# Anyone use soy oil in the soap?



## Kalne (Oct 25, 2007)

It's time for me to order my oils for the year. And I'm looking at the attractive price of soy but have never used it. Thinking I will get some to test with but wanted to know if anyone had experiences using it, good or bad.


----------



## [email protected] (Sep 18, 2008)

I've used the solid soy in place of or for part of the lard in the WM recipe. I can get it at the local Amish store, it's called Doughnut Fry, much cheaper. It's normally $40/50#, so I keep a box in case I get low on lard and don't want to order just lard. Lard at the Amish store is $5 for 2#. Wish they would carry the 50# boxes.  The soy makes a VERY hard bar.
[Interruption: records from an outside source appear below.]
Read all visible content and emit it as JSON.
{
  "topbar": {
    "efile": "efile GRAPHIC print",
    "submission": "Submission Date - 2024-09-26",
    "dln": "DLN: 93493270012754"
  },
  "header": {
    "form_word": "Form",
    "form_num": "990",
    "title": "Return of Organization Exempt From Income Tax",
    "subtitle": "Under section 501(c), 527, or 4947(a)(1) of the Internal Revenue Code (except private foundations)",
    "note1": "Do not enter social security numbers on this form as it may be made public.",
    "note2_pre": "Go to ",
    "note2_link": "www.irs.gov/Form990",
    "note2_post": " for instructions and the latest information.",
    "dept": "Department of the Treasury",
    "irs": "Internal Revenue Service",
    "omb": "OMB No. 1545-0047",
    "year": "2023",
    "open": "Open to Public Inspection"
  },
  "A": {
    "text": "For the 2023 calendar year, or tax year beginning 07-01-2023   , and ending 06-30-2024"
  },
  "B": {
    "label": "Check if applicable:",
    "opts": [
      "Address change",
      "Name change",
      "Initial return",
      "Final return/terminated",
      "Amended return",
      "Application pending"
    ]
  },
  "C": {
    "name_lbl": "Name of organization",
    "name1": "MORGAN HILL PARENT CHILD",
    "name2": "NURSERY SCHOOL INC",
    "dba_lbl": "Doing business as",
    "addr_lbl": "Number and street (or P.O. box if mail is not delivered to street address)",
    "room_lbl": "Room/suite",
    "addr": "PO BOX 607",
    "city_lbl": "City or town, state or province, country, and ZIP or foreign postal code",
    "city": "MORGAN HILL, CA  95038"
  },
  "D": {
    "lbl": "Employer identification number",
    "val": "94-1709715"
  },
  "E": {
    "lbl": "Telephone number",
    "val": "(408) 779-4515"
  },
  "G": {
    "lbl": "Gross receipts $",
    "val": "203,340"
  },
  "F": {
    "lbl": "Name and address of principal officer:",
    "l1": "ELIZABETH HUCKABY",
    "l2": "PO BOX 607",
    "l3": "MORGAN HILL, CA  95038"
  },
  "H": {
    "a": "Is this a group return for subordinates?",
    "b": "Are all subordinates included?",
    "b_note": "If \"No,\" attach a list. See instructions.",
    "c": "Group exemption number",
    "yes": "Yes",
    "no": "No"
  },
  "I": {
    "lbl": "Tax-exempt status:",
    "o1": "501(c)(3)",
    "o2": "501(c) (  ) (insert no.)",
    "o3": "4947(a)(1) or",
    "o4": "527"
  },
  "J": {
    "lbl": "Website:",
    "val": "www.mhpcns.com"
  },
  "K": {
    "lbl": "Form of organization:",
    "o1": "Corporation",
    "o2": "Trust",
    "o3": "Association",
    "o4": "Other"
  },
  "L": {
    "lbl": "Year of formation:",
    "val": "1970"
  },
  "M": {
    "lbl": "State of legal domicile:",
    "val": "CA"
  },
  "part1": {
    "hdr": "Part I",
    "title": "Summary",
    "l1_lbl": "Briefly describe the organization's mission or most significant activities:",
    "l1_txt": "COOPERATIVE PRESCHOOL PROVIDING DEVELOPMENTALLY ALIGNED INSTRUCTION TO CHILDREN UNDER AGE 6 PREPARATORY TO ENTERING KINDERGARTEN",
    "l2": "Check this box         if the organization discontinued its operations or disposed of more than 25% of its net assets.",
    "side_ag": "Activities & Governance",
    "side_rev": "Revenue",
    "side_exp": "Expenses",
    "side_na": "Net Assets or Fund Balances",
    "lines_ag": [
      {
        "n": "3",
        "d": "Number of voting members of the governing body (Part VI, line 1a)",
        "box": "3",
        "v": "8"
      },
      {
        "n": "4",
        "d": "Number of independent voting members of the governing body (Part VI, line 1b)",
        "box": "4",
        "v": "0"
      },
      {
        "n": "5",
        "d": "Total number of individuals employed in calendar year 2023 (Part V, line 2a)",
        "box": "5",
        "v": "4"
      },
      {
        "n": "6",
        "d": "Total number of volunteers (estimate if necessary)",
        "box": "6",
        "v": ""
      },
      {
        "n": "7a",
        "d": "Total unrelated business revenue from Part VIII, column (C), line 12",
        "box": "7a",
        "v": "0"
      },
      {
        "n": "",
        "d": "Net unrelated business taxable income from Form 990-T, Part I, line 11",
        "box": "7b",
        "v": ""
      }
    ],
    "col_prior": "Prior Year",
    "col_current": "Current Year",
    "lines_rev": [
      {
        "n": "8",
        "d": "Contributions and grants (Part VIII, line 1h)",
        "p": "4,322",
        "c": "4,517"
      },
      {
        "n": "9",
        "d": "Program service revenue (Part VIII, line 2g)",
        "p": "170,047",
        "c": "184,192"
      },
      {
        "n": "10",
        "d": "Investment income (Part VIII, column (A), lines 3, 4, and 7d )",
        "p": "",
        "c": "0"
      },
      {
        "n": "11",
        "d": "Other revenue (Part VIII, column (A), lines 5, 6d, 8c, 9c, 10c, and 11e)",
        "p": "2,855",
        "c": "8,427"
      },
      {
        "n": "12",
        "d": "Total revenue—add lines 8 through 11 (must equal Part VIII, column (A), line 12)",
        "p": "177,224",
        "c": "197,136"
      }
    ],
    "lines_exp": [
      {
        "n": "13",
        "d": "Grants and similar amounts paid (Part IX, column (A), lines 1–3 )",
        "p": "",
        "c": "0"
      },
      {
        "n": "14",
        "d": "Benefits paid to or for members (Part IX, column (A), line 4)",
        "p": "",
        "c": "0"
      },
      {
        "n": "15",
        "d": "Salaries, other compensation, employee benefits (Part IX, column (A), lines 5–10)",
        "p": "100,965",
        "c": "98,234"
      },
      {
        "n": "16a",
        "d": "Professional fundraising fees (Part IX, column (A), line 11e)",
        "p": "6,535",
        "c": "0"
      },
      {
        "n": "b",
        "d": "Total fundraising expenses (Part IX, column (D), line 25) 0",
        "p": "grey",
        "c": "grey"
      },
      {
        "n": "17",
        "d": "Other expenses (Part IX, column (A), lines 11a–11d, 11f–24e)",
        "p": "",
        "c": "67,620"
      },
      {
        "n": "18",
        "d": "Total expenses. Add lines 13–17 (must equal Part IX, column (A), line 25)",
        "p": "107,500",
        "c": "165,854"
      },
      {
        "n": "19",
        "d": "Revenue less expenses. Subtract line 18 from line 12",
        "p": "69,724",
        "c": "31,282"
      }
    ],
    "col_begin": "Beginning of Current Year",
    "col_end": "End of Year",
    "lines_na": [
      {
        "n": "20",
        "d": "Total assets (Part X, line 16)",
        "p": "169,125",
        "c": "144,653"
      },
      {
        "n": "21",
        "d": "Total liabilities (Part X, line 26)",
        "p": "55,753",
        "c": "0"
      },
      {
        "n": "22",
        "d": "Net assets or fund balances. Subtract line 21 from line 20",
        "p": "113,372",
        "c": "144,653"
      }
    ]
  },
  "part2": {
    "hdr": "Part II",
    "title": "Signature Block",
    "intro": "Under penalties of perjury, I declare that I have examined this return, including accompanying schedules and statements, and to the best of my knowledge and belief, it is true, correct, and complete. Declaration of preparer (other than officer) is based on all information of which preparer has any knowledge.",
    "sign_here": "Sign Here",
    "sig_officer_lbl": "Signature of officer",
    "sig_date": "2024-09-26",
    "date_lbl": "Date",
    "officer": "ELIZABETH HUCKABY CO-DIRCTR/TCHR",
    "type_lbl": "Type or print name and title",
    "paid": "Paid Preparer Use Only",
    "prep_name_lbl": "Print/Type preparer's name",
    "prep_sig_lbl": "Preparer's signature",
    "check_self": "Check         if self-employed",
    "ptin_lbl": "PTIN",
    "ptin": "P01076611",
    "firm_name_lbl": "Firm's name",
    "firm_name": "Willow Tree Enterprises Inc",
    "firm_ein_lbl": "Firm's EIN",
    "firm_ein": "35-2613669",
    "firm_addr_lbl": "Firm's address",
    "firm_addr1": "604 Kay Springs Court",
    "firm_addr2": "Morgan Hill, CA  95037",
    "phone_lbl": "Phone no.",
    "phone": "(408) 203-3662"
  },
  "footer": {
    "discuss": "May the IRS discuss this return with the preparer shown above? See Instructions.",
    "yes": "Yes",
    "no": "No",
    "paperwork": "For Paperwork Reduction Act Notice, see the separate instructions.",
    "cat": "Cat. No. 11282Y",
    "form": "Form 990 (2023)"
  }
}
I don't mind using it for half the lard, but to totally replace it my bars tend to shatter pretty bad on the edges when I cut them.


----------



## NubianSoaps.com (Oct 26, 2007)

I know in testing this as a single oil, it was a shatter bar, it also hurts your scent sticking. I feel like soy like I do palm, cheap is not better, and label appeal is everything.


----------



## swgoats (May 21, 2010)

I'm using Crisco (soy only) in my new recipe at 40%. It did cut the price per ounce. The one thing I've noticed is that every batch behaves differently while I'm working it. My old recipe of olive and coconut was always very consistent. This has been weird - I mean every time it acts differently. But I could have got a bummer batch of olive oil. I'm about out of it, and I don't think I'll mess with it again. Not keen on the soy anyway.


----------



## Fiberaddict (Jun 4, 2009)

I use soy/olive/coconut as my base - the soy and olive in equal amounts. Makes a nice hard bar, and I haven't had my problems so far with scents sticking.


----------



## Kalne (Oct 25, 2007)

I avoid soy as much as possible in my food so I've never really considered it in soap. But after just a little research from today I think I'll skip it in my soap as well. Thanks for the input.


----------